Thứ Bảy, 28 tháng 5, 2011

Students suspended after racist incidents in Calif

SAN FRANCISCO – Students at a California high school have been suspended for suspected scrawling of racist graffiti and joining together in a white supremacy gesture while the senior class picture was being taken, school officials said Friday.

Soquel High School administrators decided late Wednesday to suspend about five students and ban them from the prom, Santa Cruz City Schools Superintendent Gary Bloom said.

The suspensions came at the end of a school year marred by several racist incidents that included swastika graffiti and students making Hitler salutes.

The suspended students stood together wearing white shirts and bandannas during a senior class photo session in a move Bloom said was clearly intended as a display of white supremacist sentiment. Officials believe each of the students, whom they did not name, is responsible for at least one other racist incident in recent months.

Officials did not believe the students had ties to the broader white power movement in the state but had been exposed to an overall upsurge in racist hate speech across the country, Bloom said.

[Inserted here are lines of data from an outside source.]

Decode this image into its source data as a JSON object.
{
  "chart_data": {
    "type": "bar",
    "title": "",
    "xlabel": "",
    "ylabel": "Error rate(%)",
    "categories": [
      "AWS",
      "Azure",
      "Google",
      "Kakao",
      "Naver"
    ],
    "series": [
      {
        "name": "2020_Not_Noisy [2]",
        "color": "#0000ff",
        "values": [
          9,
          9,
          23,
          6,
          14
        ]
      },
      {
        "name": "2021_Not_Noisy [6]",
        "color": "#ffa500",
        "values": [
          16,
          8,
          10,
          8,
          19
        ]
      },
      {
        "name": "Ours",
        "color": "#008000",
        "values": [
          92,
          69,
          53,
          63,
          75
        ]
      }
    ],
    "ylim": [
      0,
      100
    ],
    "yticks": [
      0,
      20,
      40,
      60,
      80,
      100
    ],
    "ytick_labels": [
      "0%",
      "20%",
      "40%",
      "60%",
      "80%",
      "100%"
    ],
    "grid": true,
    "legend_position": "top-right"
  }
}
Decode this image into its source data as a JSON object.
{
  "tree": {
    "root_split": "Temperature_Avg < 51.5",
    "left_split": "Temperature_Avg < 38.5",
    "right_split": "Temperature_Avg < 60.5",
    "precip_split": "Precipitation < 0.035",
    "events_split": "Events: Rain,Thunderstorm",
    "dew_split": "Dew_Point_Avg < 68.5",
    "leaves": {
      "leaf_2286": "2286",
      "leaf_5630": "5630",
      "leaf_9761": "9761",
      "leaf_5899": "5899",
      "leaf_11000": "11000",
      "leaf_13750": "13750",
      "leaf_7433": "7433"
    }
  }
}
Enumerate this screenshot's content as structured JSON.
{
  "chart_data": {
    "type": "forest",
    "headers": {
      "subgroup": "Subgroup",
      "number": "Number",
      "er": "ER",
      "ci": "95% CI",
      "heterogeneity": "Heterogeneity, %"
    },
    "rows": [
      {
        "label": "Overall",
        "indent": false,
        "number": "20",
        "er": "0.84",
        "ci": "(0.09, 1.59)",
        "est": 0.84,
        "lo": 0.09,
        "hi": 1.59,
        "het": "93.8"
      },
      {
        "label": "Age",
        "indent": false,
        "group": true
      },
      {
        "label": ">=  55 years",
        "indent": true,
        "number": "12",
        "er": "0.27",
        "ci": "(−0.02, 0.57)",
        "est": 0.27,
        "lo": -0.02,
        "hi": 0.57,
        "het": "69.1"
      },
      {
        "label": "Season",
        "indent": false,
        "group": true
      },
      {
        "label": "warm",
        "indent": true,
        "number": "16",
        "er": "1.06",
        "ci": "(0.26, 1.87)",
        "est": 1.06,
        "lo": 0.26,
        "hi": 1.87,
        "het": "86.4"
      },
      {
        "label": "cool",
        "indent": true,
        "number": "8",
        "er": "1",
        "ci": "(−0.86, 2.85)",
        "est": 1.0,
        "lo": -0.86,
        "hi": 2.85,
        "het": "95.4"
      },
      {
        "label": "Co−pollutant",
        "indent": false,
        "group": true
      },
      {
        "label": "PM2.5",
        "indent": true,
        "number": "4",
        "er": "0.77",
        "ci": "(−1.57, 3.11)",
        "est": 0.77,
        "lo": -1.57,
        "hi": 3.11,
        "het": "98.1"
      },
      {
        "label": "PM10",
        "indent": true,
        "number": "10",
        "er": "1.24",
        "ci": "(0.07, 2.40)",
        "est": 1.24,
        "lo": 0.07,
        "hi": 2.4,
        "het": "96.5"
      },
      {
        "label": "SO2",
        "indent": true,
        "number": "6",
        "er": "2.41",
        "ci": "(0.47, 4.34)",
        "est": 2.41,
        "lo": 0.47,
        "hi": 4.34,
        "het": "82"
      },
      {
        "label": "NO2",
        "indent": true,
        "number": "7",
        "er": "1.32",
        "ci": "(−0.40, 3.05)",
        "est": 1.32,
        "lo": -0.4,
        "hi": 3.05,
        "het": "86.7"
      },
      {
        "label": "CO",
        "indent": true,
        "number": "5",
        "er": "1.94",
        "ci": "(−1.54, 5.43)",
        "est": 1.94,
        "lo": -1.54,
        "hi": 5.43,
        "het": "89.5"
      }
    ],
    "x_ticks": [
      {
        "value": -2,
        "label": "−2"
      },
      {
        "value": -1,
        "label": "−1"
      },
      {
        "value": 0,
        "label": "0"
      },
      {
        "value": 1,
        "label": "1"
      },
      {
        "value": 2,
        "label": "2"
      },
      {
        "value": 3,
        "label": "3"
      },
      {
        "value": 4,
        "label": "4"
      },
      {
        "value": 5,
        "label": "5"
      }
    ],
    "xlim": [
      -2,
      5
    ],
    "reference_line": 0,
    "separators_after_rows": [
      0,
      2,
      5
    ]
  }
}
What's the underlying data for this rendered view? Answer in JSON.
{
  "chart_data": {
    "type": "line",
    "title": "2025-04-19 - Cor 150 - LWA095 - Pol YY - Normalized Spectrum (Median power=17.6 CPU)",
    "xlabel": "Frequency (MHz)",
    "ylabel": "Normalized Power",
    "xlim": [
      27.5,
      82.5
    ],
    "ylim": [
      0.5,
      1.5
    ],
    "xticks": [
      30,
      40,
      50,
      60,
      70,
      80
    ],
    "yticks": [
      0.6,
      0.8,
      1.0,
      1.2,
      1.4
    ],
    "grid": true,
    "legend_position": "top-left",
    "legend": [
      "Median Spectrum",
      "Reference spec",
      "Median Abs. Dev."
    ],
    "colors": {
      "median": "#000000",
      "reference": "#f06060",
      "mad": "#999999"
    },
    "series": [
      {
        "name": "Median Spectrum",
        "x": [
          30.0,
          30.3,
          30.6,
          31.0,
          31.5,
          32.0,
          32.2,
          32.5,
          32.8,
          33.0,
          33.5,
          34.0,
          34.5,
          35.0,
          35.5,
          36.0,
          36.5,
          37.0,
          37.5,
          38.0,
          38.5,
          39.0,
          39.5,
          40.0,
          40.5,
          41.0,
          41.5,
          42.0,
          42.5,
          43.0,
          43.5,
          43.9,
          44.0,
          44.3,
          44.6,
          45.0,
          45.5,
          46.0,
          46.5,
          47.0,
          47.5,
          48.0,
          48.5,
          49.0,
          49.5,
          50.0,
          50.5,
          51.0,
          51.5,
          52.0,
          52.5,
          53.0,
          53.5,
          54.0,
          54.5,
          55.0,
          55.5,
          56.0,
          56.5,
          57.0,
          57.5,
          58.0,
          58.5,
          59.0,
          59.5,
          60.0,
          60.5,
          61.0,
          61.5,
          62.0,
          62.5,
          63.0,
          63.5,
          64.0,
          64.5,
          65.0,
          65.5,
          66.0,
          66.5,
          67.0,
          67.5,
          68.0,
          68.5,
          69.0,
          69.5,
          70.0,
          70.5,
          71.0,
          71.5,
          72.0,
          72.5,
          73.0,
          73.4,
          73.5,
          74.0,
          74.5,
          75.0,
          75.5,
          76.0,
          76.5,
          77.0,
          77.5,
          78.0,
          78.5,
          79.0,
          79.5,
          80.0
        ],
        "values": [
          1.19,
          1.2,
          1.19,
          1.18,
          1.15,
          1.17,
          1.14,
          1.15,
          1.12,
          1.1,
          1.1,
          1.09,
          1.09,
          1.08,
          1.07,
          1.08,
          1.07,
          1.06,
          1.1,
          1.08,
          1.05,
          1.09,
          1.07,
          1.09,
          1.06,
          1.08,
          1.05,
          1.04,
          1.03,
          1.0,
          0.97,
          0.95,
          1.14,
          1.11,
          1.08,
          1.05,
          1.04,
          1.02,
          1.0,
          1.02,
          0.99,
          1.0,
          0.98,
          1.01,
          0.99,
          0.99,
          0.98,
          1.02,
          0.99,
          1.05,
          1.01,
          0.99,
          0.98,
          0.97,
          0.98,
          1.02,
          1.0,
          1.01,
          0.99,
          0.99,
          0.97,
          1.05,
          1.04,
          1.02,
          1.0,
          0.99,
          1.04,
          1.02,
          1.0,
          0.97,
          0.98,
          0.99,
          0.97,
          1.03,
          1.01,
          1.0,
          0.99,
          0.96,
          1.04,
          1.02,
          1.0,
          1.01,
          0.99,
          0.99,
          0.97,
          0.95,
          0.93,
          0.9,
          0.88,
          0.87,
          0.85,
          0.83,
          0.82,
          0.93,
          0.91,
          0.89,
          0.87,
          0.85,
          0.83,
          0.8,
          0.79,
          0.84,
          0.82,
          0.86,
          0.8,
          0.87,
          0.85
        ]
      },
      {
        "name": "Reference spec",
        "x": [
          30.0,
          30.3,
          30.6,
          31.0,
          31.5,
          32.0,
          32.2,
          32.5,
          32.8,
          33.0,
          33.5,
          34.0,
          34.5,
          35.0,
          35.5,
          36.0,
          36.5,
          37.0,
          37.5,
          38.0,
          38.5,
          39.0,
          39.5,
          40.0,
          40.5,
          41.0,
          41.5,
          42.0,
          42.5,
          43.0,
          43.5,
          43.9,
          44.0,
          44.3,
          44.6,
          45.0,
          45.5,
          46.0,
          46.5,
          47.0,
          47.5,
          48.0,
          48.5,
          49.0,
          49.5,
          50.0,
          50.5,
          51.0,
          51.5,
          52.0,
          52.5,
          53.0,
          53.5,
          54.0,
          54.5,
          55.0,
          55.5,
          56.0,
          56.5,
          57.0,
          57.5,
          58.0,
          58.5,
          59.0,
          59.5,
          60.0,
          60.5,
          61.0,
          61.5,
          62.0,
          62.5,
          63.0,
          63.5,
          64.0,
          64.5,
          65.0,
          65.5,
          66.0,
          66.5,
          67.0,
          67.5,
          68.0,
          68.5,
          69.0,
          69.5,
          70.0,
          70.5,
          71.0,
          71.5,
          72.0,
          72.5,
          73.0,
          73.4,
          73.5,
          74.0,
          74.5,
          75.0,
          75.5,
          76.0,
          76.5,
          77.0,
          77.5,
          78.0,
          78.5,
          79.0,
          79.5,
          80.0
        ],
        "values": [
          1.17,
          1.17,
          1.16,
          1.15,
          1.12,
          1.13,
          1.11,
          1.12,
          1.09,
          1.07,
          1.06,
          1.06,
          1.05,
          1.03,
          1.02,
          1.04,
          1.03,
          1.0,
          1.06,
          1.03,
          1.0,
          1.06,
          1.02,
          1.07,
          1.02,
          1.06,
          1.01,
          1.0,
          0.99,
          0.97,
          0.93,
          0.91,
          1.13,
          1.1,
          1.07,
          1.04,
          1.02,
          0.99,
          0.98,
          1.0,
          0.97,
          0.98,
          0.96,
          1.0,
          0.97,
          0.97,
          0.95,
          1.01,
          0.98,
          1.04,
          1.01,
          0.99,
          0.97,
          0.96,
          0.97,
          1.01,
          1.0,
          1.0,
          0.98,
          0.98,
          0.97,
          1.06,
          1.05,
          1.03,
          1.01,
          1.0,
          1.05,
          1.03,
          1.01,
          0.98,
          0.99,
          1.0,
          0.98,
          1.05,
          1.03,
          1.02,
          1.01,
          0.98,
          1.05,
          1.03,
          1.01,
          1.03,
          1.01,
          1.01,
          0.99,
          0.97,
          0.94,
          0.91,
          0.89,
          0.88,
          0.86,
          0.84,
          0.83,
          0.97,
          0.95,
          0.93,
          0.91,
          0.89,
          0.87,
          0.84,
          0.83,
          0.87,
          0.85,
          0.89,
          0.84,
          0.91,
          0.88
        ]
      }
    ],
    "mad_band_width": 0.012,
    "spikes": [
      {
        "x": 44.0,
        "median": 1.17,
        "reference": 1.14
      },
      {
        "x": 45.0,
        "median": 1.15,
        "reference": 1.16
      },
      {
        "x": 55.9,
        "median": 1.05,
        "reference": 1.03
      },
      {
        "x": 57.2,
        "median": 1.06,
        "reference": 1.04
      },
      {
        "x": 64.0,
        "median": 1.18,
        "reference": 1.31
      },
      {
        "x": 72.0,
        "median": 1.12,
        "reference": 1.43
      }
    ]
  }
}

"They don't understand the consequences and the implications of their actions and statements," he said. "We're not isolated here. And we're really committed to nipping it in the bud."

Soquel High Principal Ken Lawrence-Emanuel sent a letter Thursday to parents and members of this community of about 5,000 a few miles from Monterey Bay along the Central Coast.

In the letter, he said many students told their teachers they were angry about their school picture being ruined by the "white power kids."

"The students in attendance understood this was not about freedom to wear what you want," Lawrence-Emanuel wrote. "This was about having a school where everyone is protected from harassment."

Students organized a rally Thursday to encourage one another to take a stand against racism, he said.

Some teens at the rally told the Santa Cruz Sentinel they did not believe all the suspensions were meted out fairly, and that at least two of the teens were not tied to any racist movement.

"Some other kids are saying dumb things and throwing Nazi salutes," Irving Figueroa, 18, told the newspaper. But he said one of the suspended students was of Japanese descent and not in any way a white supremacist.

"It hurts me, it offends me, that they would even say that," Figueroa said.